The SmartEE H2020 acceleration program will provide UWINLOC with nine months of research with partners and university researchers, to develop a small, recyclable RTLS tag for its UHF and UWB location-awareness solution.

Indoor location systems company UWINLOC is one of 20 companies participating in the European Union (EU)'s SmartEEs H2020 initiative to develop new, flexible electronics that can be built into products or processes. The participants will each develop and build what is being called an Application Experiment (AE) to help bring new products to market. SmartEEs, an acceleration program supporting innovation in flexible electronics technologies, is funded by the EU's Horizon 2020 research and innovation program.

UWINLOC plans to develop a miniaturized and sustainable version of its technology for location tracking. The company will work with Eurecat, as well as university researchers, to develop a product aimed at addressing new market segments. UWINLOC intends to develop a smaller version of its ultra-wideband (UWB) and ultrahigh-frequency (UHF) RFID tag that is flexible and sustainable, with a printed antenna.

Patrick Chan

The tag's small size and flexibility would enable it to be attached to small items, such as tools or objects with curved surfaces in industrial environments, as well as in health care, logistics or retail. The tag will be designed to be made of recyclable materials, the company reports.

UWINLOC was launched in 2015 to solve a problem at production plants and warehouses that was not being properly addressed by existing RFID and real-time locating system (RTLS) technologies. UHF RFID provides location data to interrogators via a passive tag, but the location of an object or individual cannot be pinpointed specifically. RTLS solutions, on the other hand, required an active tag with a battery.

After one year of development with off-the-shelf products, says Patrick Chan, UWINLOC's product director, the company opted to design its own hardware using passive UHF and UWB technologies, manufactured by a third party according to UWINLOC's specifications. The tags receive interrogation transmissions from UHF RFID emitters, then respond with UWB signals.
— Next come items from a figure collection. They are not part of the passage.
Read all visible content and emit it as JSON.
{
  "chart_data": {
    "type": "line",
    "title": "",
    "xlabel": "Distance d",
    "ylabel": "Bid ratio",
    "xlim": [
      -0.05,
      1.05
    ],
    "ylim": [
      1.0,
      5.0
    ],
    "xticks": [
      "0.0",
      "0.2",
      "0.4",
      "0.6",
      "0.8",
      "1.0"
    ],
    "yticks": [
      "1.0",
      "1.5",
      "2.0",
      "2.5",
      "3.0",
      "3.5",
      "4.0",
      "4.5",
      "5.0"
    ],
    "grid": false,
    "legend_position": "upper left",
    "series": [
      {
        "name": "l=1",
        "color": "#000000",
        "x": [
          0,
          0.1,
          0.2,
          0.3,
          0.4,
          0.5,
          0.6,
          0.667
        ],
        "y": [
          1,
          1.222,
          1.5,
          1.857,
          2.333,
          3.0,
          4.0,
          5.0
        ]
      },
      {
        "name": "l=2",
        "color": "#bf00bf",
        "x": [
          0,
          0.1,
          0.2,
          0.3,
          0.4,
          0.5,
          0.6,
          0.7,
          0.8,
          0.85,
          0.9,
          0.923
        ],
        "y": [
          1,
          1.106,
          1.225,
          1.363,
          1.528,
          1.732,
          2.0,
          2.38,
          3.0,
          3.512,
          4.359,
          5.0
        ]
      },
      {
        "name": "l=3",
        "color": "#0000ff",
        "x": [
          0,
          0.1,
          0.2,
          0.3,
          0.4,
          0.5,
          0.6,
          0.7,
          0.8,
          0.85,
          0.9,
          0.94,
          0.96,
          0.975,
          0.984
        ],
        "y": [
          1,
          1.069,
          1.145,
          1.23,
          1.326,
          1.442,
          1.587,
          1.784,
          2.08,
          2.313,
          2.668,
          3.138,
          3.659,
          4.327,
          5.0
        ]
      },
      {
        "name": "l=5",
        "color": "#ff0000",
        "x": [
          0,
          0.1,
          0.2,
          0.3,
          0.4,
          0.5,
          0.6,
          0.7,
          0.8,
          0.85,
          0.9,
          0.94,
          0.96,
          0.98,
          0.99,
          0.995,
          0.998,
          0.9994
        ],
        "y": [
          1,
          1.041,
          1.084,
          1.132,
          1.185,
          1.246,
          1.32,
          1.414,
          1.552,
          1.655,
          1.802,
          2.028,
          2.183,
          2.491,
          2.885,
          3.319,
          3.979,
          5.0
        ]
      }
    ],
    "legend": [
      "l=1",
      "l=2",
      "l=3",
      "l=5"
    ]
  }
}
The UWB interrogators, known as beacons, enable users to identify an item's location in 3D within approximately 12 inches (meaning the system understands how high an object is located, such as one stacked on a shelf), as well as its location within a warehouse.
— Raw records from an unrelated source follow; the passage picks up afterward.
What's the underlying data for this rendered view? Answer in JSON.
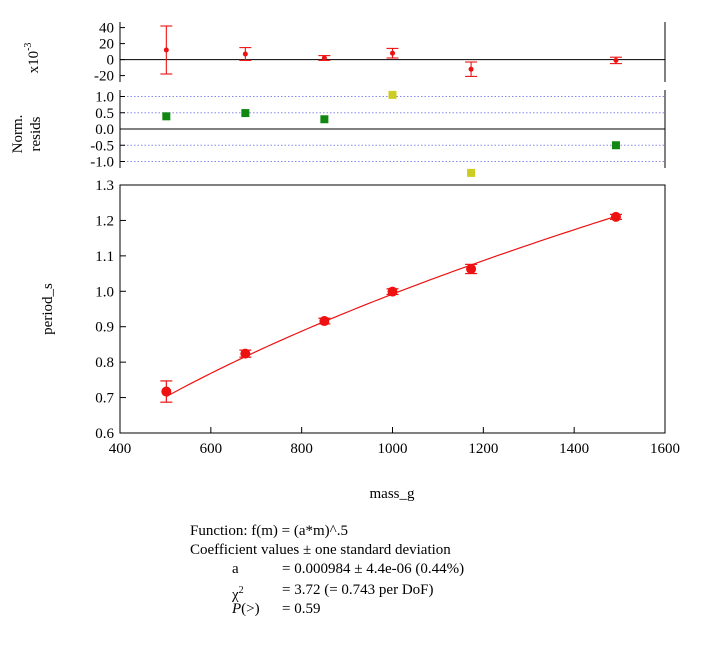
{
  "chart_data": {
    "type": "scatter",
    "xlabel": "mass_g",
    "ylabel": "period_s",
    "xlim": [
      400,
      1600
    ],
    "ylim": [
      0.6,
      1.3
    ],
    "x_ticks": [
      "400",
      "600",
      "800",
      "1000",
      "1200",
      "1400",
      "1600"
    ],
    "y_ticks": [
      "0.6",
      "0.7",
      "0.8",
      "0.9",
      "1.0",
      "1.1",
      "1.2",
      "1.3"
    ],
    "points": [
      {
        "x": 502,
        "y": 0.717,
        "err": 0.03
      },
      {
        "x": 676,
        "y": 0.824,
        "err": 0.01
      },
      {
        "x": 850,
        "y": 0.916,
        "err": 0.008
      },
      {
        "x": 1000,
        "y": 0.999,
        "err": 0.008
      },
      {
        "x": 1173,
        "y": 1.063,
        "err": 0.013
      },
      {
        "x": 1492,
        "y": 1.21,
        "err": 0.007
      }
    ],
    "fit": {
      "model": "sqrt",
      "a": 0.000984
    },
    "residuals": {
      "ylabel": "x10",
      "ylabel_exp": "-3",
      "ylim": [
        -28,
        47
      ],
      "y_ticks": [
        "40",
        "20",
        "0",
        "-20"
      ],
      "tick_values": [
        40,
        20,
        0,
        -20
      ],
      "points": [
        {
          "x": 502,
          "y": 12,
          "err": 30
        },
        {
          "x": 676,
          "y": 7,
          "err": 8
        },
        {
          "x": 850,
          "y": 2,
          "err": 3
        },
        {
          "x": 1000,
          "y": 8,
          "err": 6
        },
        {
          "x": 1173,
          "y": -12,
          "err": 9
        },
        {
          "x": 1492,
          "y": -1,
          "err": 4
        }
      ]
    },
    "normalized_residuals": {
      "ylabel_line1": "Norm.",
      "ylabel_line2": "resids",
      "ylim": [
        -1.2,
        1.2
      ],
      "y_ticks": [
        "1.0",
        "0.5",
        "0.0",
        "-0.5",
        "-1.0"
      ],
      "tick_values": [
        1.0,
        0.5,
        0.0,
        -0.5,
        -1.0
      ],
      "points": [
        {
          "x": 502,
          "y": 0.39,
          "color": "#118811"
        },
        {
          "x": 676,
          "y": 0.49,
          "color": "#118811"
        },
        {
          "x": 850,
          "y": 0.3,
          "color": "#118811"
        },
        {
          "x": 1000,
          "y": 1.05,
          "color": "#cccc22"
        },
        {
          "x": 1173,
          "y": -1.35,
          "color": "#cccc22"
        },
        {
          "x": 1492,
          "y": -0.5,
          "color": "#118811"
        }
      ]
    },
    "colors": {
      "data": "#ee1111",
      "reference_line": "#8888ee"
    }
  },
  "fit_info": {
    "function": "Function: f(m) = (a*m)^.5",
    "coef_header": "Coefficient values ± one standard deviation",
    "a_label": "a",
    "a_value": "= 0.000984 ± 4.4e-06  (0.44%)",
    "chi_label": "χ",
    "chi_sup": "2",
    "chi_value": "= 3.72 (= 0.743 per DoF)",
    "p_label": "P",
    "p_suffix": "(>)",
    "p_value": "= 0.59"
  }
}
Key customers have been in the industrial aircraft and original equipment manufacturing sectors, using the technology to track tools and small components around assembly facilities (see Airbus Testing Low-Cost RTLS from UWINLOC). Since the system was developed, the company has grown from a dozen employees to about 40, with an office in Toulouse, France, and an agent in Los Angeles, Calif. The firm is also in discussions with customers throughout Asia.

With the H2020 project, UWINLOC intends to design a tag that can operate with both UHF and UWB, but has a smaller footprint and is flexible and mostly recyclable. The inlay and printed antenna would be recyclable, though the IC would not. The company plans to work with a service delivery manager to focus on business cases for the product, according to Félix Zanker, UWINLOC's product engineer. The nine-month project is beginning now. "We've just finalized the administration aspect with Eurecat," Zanker states.

Félix Zanker

While existing tags measure about 6 square centimeters (0.9 square inch) in size, the company intends to reduce the electronics' parts size to around 1 square centimeter (0.12 square inch), enabling the creation of much smaller tags. It also expects to print an antenna onto a flexible substrate that will be low-cost and recyclable. The manufacturing process to create the tags, Chan report, will be designed to provide a low environmental impact as well.

H2020, Zanker says, "allows us to address new markets," which could include retailers of clothing and luxury goods. The development work will take place at Eurecat's facility in Barcelona, Spain, as well as at research labs at Grenoble University and Paul Sabatier University, in Toulouse.

UWINLOC makes fixed readers to capture UHF and UWB transmissions, and also offers handheld readers. In addition, the company provides an application programming interface (API) or software developer's kit (SDK) for customers to create their own software packages.